Уж он-то в этом убедился.

Сначала жизнь казалась блестящей и красочной, разливаясь брызгами и сладкой пеной, наподобие только что открытого шампанского. Он делал, что хотел. Тратил заработанное. Ел жареных черепах с Галапагосских островов, пил коллекционные вина, строил дворцы посреди висячих садов, покупал кресла из слоновой кости. Прошли десятки лет, прежде чем он осознал – у него больше денег, нежели он сможет потратить. Радость постепенно улетучивалась, уступая место смертельной, всепоглощающей скуке. Ферри не мог придумать – чем бы новым себя занять? Путешествия? Он объехал каждую страну по пять раз, был даже в полной заднице, как на Гаити или в Сомали. Женщины? А что они смогут ему дать, чего он еще не пробовал? Купить футбольную команду? Но для чего? Он же ненавидит футбол! Подумать только – куча людей вкалывает за паршивый кусок хлеба, спит на улице, пашет по 15 часов в сутки. Но у них есть дело, которым можно заняться. А у него – нет. Он понятия не имел, насколько могут надоесть деньги. Когда борешься с ними, как со злейшим врагом: уничтожая, разбрасывая, покупая кучу ненужных вещей, оказывающихся потом на свалке. Но их все равно не становится меньше: хрипя от невиданной тяжести, ты задыхаешься под ледяной грудой бесчувственных монет – в точности, как раджа из мультика.
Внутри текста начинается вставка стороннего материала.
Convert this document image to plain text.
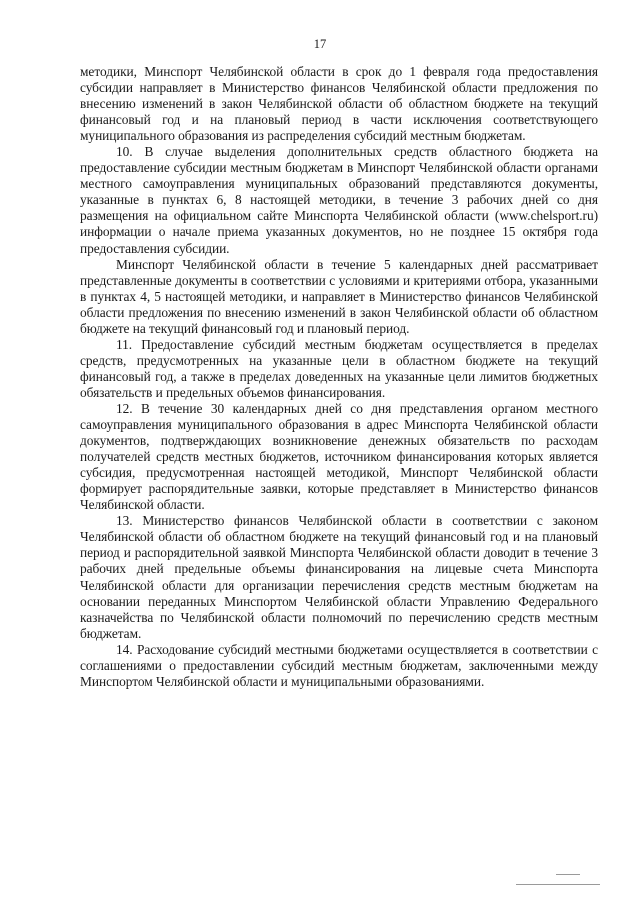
17

методики, Минспорт Челябинской области в срок до 1 февраля года предоставления субсидии направляет в Министерство финансов Челябинской области предложения по внесению изменений в закон Челябинской области об областном бюджете на текущий финансовый год и на плановый период в части исключения соответствующего муниципального образования из распределения субсидий местным бюджетам.

10. В случае выделения дополнительных средств областного бюджета на предоставление субсидии местным бюджетам в Минспорт Челябинской области органами местного самоуправления муниципальных образований представляются документы, указанные в пунктах 6, 8 настоящей методики, в течение 3 рабочих дней со дня размещения на официальном сайте Минспорта Челябинской области (www.chelsport.ru) информации о начале приема указанных документов, но не позднее 15 октября года предоставления субсидии.

Минспорт Челябинской области в течение 5 календарных дней рассматривает представленные документы в соответствии с условиями и критериями отбора, указанными в пунктах 4, 5 настоящей методики, и направляет в Министерство финансов Челябинской области предложения по внесению изменений в закон Челябинской области об областном бюджете на текущий финансовый год и плановый период.

11. Предоставление субсидий местным бюджетам осуществляется в пределах средств, предусмотренных на указанные цели в областном бюджете на текущий финансовый год, а также в пределах доведенных на указанные цели лимитов бюджетных обязательств и предельных объемов финансирования.

12. В течение 30 календарных дней со дня представления органом местного самоуправления муниципального образования в адрес Минспорта Челябинской области документов, подтверждающих возникновение денежных обязательств по расходам получателей средств местных бюджетов, источником финансирования которых является субсидия, предусмотренная настоящей методикой, Минспорт Челябинской области формирует распорядительные заявки, которые представляет в Министерство финансов Челябинской области.

13. Министерство финансов Челябинской области в соответствии с законом Челябинской области об областном бюджете на текущий финансовый год и на плановый период и распорядительной заявкой Минспорта Челябинской области доводит в течение 3 рабочих дней предельные объемы финансирования на лицевые счета Минспорта Челябинской области для организации перечисления средств местным бюджетам на основании переданных Минспортом Челябинской области Управлению Федерального казначейства по Челябинской области полномочий по перечислению средств местным бюджетам.

14. Расходование субсидий местными бюджетами осуществляется в соответствии с соглашениями о предоставлении субсидий местным бюджетам, заключенными между Минспортом Челябинской области и муниципальными образованиями.
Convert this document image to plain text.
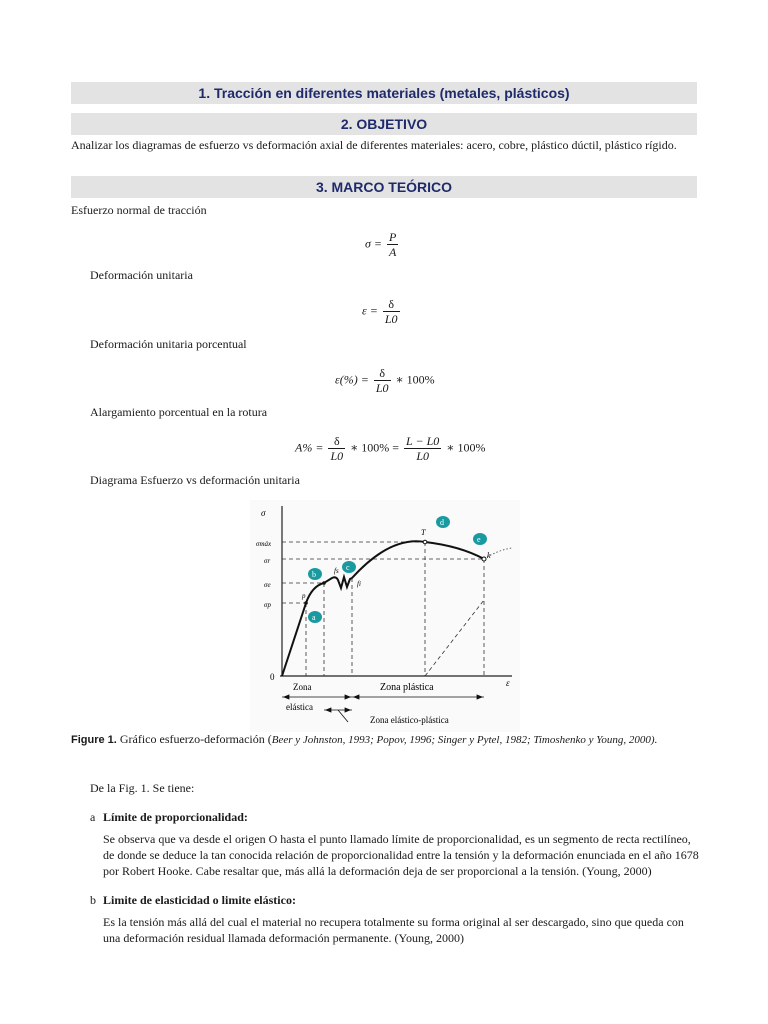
1. Tracción en diferentes materiales (metales, plásticos)
2. OBJETIVO
Analizar los diagramas de esfuerzo vs deformación axial de diferentes materiales: acero, cobre, plástico dúctil, plástico rígido.
3. MARCO TEÓRICO
Esfuerzo normal de tracción
$\sigma = \frac{P}{A}$
Deformación unitaria
$\varepsilon = \frac{\delta}{L0}$
Deformación unitaria porcentual
$\varepsilon(\%) = \frac{\delta}{L0}$ ∗ 100%
Alargamiento porcentual en la rotura
$A\% = \frac{\delta}{L0}$ ∗ $100\% = \frac{L - L0}{L0}$ ∗ 100%
Diagrama Esfuerzo vs deformación unitaria
σ
ε
0
σmáx
σr
σe
σp
T
k
fs
fi
p
a
b
c
d
e
Zona
elástica
Zona plástica
Zona elástico-plástica
Figure 1. Gráfico esfuerzo-deformación (Beer y Johnston, 1993; Popov, 1996; Singer y Pytel, 1982; Timoshenko y Young, 2000).
De la Fig. 1. Se tiene:
a Límite de proporcionalidad:
Se observa que va desde el origen O hasta el punto llamado límite de proporcionalidad, es un segmento de recta rectilíneo, de donde se deduce la tan conocida relación de proporcionalidad entre la tensión y la deformación enunciada en el año 1678 por Robert Hooke. Cabe resaltar que, más allá la deformación deja de ser proporcional a la tensión. (Young, 2000)
b Limite de elasticidad o limite elástico:
Es la tensión más allá del cual el material no recupera totalmente su forma original al ser descargado, sino que queda con una deformación residual llamada deformación permanente. (Young, 2000)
Что же происходит с ним сейчас?

Ферри давно пресытился роскошью. Переел ее, словно ребенок пирожных. Он мог жить во дворце с фонтанами на набережной Ниццы, но купил себе пентхаус в центре Москвы (правда, по цене обошлось даже дороже). Мог жениться на британской принцессе, но утолял редкие позывы плоти уличными проститутками с тротуаров Садового кольца. Слуги разбежались в самый разгар Апокалипсиса: осталась только «лётная бригада» – механик и пилот для управления имеющимися в ангаре летательными средствами – реактивным самолетом и легким вертолетом. Последний в условиях города – не понты, а реально необходимая вещь: в Москве чудовищные пробки – Манхэттен отдыхает… И подумать только, когда-то он думал, что слово «пробка» может быть применимо исключительно к бутылке! Почему же не ушли летчики? Деньги сейчас бесполезны. Ну, люди такие существа… Они всегда надеются на лучшее. А вдруг Апокалипсиса не будет и хозяин вознаградит за бескорыстную верность?

Он мог быть богаче любого олигарха в мире. Авраамовича, Билла Гейтса, Дональда Трампа. Кого угодно. Но ему не было это нужно. Ферри практически отошел от масштабного бизнеса: он давно устал делать деньги. Более того, ненавидел их. Он долго сражался с врагом, но в итоге деньги одержали победу. Даже если он бесцельно сидел, сложа руки, все равно становился богаче: бриллианты неуклонно росли в цене. Оправдывая в глазах публики пентхаус и содержание личной авиации, он сохранил в собственности финансовый холдинг, в сущности приносивший одни убытки. Ему все надоело. Он смертельно устал и от души хотел, чтобы к нему наконец-то пришел желанный покой.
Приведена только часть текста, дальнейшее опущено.